Our readers have likely heard of the possibility of going with trust-based estate plan and the various benefits of trusts. Many people, in particular, have questions about how income tax impacts trusts. Here we'll look at some basic trust income taxation matters.
Beginning with definitions, a trust is technically a legal entity involving a grantor, trustee and a beneficiary. Every trust must have a specific purpose, and is governed by the law of the state in which it is formed. It may be formed by declaration, transfer of property by the owner during his or her lifetime or at death, or by a power of appointment.
The grantor establishes the terms of the trust, which is in fact a relationship between the grantor, the trustee, and the beneficiary. The trustee is the person who obtains legal title to trust assets and who administers the trust assets on behalf of the beneficiaries. The beneficiary is, of course, the person entitled to receive benefits from the trust.

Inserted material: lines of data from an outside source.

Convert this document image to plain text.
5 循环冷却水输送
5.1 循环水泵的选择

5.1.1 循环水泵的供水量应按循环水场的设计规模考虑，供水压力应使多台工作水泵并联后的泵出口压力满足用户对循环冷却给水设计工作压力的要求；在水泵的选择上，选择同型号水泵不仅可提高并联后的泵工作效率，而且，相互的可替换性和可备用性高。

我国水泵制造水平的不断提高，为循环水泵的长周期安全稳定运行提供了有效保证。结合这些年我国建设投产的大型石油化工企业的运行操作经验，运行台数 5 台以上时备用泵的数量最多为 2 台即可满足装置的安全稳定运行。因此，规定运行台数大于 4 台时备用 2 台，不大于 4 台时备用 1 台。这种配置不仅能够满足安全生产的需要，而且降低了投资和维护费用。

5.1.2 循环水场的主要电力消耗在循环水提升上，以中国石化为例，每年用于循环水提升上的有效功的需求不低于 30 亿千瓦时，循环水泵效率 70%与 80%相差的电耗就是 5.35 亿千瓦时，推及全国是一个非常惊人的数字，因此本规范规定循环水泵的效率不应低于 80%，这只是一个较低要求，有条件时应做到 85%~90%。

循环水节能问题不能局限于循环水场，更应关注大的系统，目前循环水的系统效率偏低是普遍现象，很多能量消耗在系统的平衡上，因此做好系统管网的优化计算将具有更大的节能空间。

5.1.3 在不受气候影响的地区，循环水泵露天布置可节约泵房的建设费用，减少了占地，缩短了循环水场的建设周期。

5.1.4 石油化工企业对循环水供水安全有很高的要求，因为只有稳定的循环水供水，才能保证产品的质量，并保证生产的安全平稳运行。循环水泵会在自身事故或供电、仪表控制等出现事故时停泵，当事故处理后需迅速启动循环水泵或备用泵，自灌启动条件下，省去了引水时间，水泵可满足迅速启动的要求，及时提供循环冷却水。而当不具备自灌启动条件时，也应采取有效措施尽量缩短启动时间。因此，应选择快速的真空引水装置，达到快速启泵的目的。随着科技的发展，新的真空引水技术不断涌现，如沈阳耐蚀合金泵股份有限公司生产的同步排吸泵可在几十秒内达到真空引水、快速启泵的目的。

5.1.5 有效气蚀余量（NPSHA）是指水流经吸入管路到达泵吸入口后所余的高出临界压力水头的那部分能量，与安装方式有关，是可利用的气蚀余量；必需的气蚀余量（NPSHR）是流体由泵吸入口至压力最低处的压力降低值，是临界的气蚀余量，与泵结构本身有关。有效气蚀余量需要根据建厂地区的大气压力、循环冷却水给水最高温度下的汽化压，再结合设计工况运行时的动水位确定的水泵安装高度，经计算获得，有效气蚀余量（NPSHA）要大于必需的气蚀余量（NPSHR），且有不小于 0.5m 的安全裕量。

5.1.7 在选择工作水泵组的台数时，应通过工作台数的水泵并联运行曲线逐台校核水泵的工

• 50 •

There are a number of different distinctions and types of trusts, including simple trusts, complex trusts, grantor trusts, irrevocable and revocable trusts, testamentary and inter vivos trusts. The first thing to realize is that trust taxation is governed by the Internal Revenue Code, while trusts themselves are governed by state law.
Trusts are required to file an income tax return for every taxable year in which the trust has at least $600 of income or when the trust has a non-resident alien as a beneficiary. No tax return must be filed, though, for grantor trusts if the grantor himself reports all income on his or her personal income tax return.